Mr. Speaker, I thank my colleagues for their comments on this very important issue. I believe it is possible to develop national standards. I thank the hon. parliamentary secretary for his comments. He made reference to a comprehensive list that is used now to discuss and to look at each individual veterans health care centre. It would not be complicated to expand that list, to formalize that list so we have national standards.
The reason for national standards for veterans health care is that veterans are not and have not experienced the life experiences of ordinary citizens. This manifests itself on my visits to the veterans health care centres in many ways. For example, the oxygen rooms in veterans health care centres are much larger than in ordinary senior homes. There is also psychiatric difficulties that veterans experience which can manifest themselves in their later days considerably more than with ordinary seniors because some of them had horrific experiences in their wartime service.
I will relate a quick story of my experience in the military as a military policeman being sent to downtown Trenton to pick up a person from a hotel. As I was driving him to his home I thought he was receiving fantastic service for an impaired corporal. I found out why I was picking him up and taking him home.
Halfway home he broke down and started mimicking machine gun sounds. He broke into tears. I left him at his doorstep with his wife consoling him. On my return to the guardhouse I asked the sergeant what had happened. He explained. This gentleman was a tailgunner in World War II. He had taken off, tired and fell fast asleep. The bumping of the takeoff awoke him. He saw a plane in his gunsight and shot it out of the sky. It was one of his own planes. These type of experiences only war veterans have had.
Yes, veterans in veterans care facilities need extra consideration. Yes, they need extra rules. Yes, they need extra protection. This is very clear, whether it is the Perley Rideau Hospital where there are ongoing discussions right now or Ste Anne de Bellevue. Before we devolve more we should develop standards that would reflect the extra psychiatric help. My experience and the experience of others who have been in the military is that we were brought up on cigarettes. A lifetime of that does affect them. There is a substantially higher level of lung problems among veterans.
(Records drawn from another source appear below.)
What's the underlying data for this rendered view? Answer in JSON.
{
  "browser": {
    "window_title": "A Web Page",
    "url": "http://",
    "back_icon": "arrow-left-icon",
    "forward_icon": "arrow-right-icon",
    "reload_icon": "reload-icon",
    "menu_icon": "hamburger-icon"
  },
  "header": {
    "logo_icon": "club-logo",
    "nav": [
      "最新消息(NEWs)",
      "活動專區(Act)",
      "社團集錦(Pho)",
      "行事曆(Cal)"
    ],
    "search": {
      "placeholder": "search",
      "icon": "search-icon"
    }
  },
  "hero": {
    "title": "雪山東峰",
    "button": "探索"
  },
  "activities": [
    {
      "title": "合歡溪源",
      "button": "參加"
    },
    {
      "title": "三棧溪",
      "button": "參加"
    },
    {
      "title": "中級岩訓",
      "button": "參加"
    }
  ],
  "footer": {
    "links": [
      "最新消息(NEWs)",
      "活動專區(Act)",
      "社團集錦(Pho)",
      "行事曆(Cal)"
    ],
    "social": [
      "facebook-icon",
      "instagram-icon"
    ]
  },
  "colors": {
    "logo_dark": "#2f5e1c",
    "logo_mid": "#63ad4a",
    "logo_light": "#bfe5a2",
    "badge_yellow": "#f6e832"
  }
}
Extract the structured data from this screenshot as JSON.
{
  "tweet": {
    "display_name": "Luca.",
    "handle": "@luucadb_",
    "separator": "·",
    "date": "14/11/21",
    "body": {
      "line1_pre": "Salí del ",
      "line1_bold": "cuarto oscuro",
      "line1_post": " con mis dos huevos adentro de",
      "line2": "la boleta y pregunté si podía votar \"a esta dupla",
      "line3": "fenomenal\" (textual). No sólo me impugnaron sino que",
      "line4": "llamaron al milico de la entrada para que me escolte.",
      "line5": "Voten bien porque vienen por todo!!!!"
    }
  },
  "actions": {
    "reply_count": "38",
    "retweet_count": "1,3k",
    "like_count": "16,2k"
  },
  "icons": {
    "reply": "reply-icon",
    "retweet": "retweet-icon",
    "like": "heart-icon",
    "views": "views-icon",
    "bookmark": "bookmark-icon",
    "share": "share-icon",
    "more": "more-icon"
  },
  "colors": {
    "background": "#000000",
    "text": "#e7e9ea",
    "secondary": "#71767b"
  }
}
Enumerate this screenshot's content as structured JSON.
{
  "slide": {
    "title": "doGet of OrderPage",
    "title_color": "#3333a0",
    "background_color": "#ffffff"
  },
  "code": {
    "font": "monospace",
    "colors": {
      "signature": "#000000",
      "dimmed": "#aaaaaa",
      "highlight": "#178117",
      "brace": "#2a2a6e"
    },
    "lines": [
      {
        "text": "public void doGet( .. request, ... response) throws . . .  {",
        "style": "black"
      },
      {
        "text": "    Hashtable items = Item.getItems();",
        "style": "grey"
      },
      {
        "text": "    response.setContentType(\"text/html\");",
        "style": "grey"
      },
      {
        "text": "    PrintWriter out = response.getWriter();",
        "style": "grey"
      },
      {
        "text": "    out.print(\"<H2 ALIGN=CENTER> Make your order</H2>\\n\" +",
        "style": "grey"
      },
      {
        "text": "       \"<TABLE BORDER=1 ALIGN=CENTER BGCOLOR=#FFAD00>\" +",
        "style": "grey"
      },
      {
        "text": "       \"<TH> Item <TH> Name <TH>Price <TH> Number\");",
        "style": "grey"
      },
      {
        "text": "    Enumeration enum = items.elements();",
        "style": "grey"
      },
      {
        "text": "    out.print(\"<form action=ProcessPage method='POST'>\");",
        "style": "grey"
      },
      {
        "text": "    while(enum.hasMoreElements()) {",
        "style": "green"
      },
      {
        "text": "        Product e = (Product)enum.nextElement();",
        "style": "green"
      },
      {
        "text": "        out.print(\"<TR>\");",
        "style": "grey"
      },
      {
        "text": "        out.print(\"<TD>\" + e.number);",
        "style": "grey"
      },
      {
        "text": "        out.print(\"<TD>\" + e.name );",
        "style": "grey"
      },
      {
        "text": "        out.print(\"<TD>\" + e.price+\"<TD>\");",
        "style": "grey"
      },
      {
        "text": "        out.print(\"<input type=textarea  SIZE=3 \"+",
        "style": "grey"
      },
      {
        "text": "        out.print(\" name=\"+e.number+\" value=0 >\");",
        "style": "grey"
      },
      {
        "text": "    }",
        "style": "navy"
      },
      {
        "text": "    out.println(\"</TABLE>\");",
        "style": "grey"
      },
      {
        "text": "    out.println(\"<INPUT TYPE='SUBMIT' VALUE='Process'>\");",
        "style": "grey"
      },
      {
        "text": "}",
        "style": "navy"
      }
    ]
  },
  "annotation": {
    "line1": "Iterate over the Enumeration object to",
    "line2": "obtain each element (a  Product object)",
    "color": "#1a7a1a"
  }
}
Yes, there is need for extra provisions for veterans health care centres. How could an ordinary hospital understand all of the problems of veterans? It is very important for these issues to be addressed in special facilities with special rules for the veterans who need it.
I asked earlier for unanimous consent to make this motion votable. This was denied. Therefore, I now seek unanimous consent that the motion be withdrawn and that the subject matter be referred to the Standing Committee on National Defence and Veterans Affairs.